L’esortazione di S. Benedetto a “Nulla anteporre all’amore di Cristo” deve specialmente caratterizzare il tempo della formazione, educando la coscienza – oggi del seminarista e del novizio, domani del sacerdote – a mettere sempre e con i fatti al primo posto Cristo, riconosciuto come Signore della propria esistenza, riconosciuto nel Corpo della Chiesa, essenzialmente nella Santissima Eucaristia, riconosciuto nei fratelli, specialmente nei più poveri e sofferenti.

La Congregazione per il Clero, che, dallo scorso mese di gennaio, ha ricevuto, dal Sommo Pontefice, la responsabilità anche dei Seminari, avrà particolare cura di favorire massimamente il primato della formazione spirituale e pastorale per i candidati al Sacerdozio, sapendo che i tempi lo esigono, la secolarizzazione, sempre più avanzata, lo impone e la stessa esigenza di ecclesiale rinnovamento potentemente lo suggerisce. Un sacerdote, che non vivesse il primato radicale della propria dimensione spirituale, intesa come immedesimazione con Cristo e servizio al Popolo santo di Dio, non potrebbe vedere ragioni sufficienti per perseverare nella Vocazione e rischierebbe di precipitare in quella “aridità del cuore”, della quale, così efficacemente, ci ha parlato Papa Francesco nell’omelia della S. Messa Crismale. Egli affermava: «L’unzione, cari fratelli, non è per profumare noi stessi e tanto meno perché la conserviamo in un’ampolla, perché l’olio diventerebbe rancido… e il cuore amaro. Il buon sacerdote si riconosce da come viene unto il suo popolo; questa è una prova chiara. Quando la nostra gente viene unta con olio di gioia lo si nota».

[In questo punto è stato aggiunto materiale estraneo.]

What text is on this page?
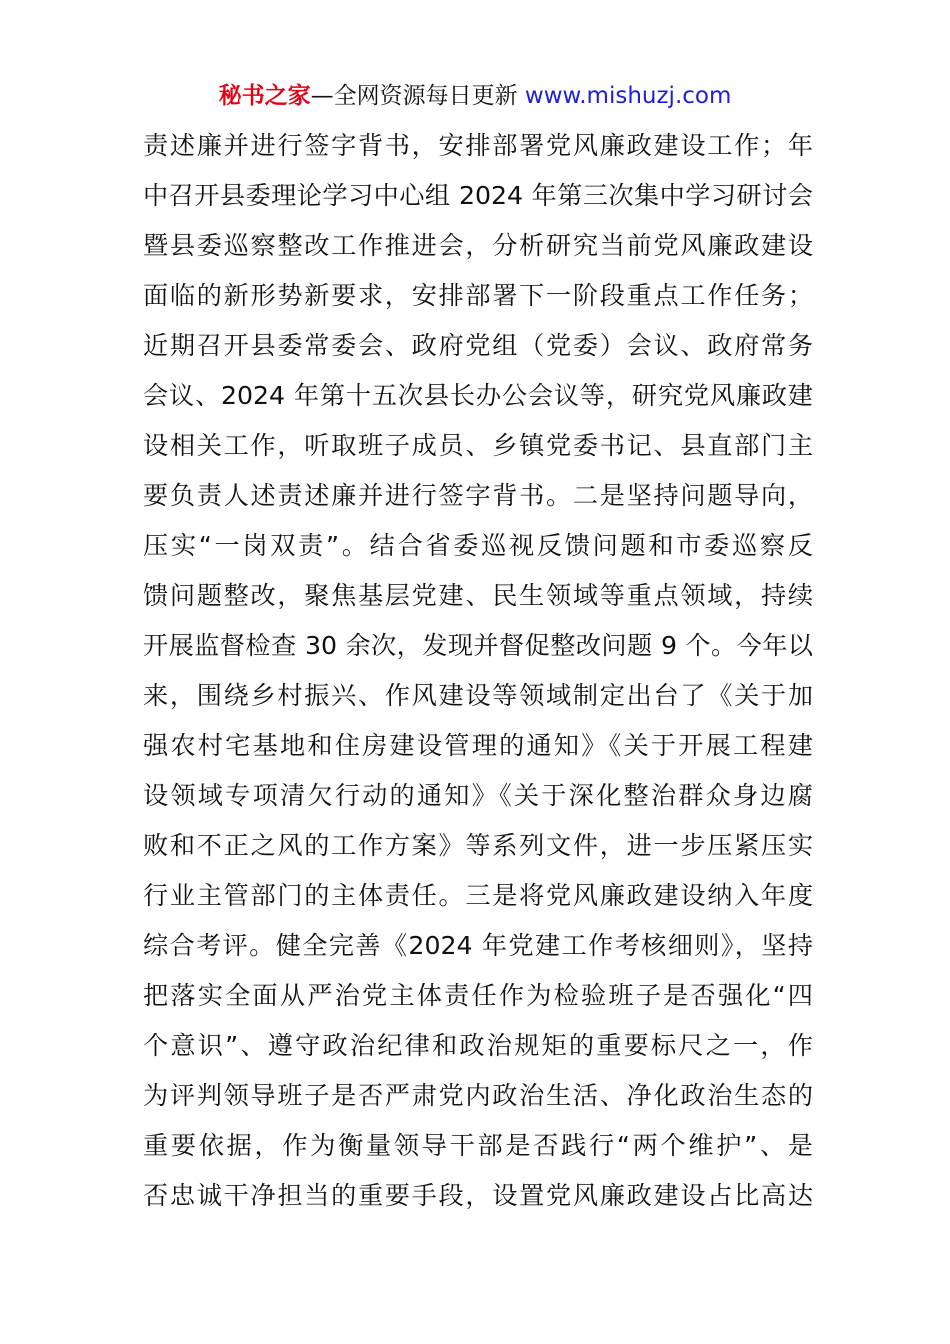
秘书之家—全网资源每日更新 www.mishuzj.com
责述廉并进行签字背书，安排部署党风廉政建设工作；年
中召开县委理论学习中心组 2024 年第三次集中学习研讨会
暨县委巡察整改工作推进会，分析研究当前党风廉政建设
面临的新形势新要求，安排部署下一阶段重点工作任务；
近期召开县委常委会、政府党组（党委）会议、政府常务
会议、2024 年第十五次县长办公会议等，研究党风廉政建
设相关工作，听取班子成员、乡镇党委书记、县直部门主
要负责人述责述廉并进行签字背书。二是坚持问题导向，
压实“一岗双责”。结合省委巡视反馈问题和市委巡察反
馈问题整改，聚焦基层党建、民生领域等重点领域，持续
开展监督检查 30 余次，发现并督促整改问题 9 个。今年以
来，围绕乡村振兴、作风建设等领域制定出台了《关于加
强农村宅基地和住房建设管理的通知》《关于开展工程建
设领域专项清欠行动的通知》《关于深化整治群众身边腐
败和不正之风的工作方案》等系列文件，进一步压紧压实
行业主管部门的主体责任。三是将党风廉政建设纳入年度
综合考评。健全完善《2024 年党建工作考核细则》，坚持
把落实全面从严治党主体责任作为检验班子是否强化“四
个意识”、遵守政治纪律和政治规矩的重要标尺之一，作
为评判领导班子是否严肃党内政治生活、净化政治生态的
重要依据，作为衡量领导干部是否践行“两个维护”、是
否忠诚干净担当的重要手段，设置党风廉政建设占比高达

Carissimi Seminaristi e Novizi, ma anche carissimi Confratelli sacerdoti, Vescovi e Cardinali, che il nostro cuore non cada mai nell’amarezza, ma sia sempre un cuore, che “arde nel petto”, come per i discepoli di Emmaus; ed arde, non per virtù propria, ma per la forza dell’incontro con Cristo, per la potenza dello Spirito e per la custodia perenne della Beata Vergine Maria, Regina dei Sacerdoti e Protettrice di ogni Vocazione alla verginità per il Regno dei Cieli. Lei, che in questo luogo è particolarmente venerata dall’autentica e profonda fede dell’intera Nazione polacca, vi custodisca, protegga ed accompagni nel vostro cammino.

Ed abbiate certezza che, nel giorno in cui, a Dio piacendo, celebrerete la vostra prima Santa Messa, Ella sarà accanto a voi, a godere che, per le vostre mani, il Figlio suo prediletto potrà, ancora e sempre, donarsi agli uomini, Egli che è Sommo ed Eterno Sacerdote, perché totalmente offerto, come Sacrificio, Vittima e Altare. Con tutto il cuore vi dico: date tutto, immergetevi nel “sì” di Maria per tutta la vita e sarete felici!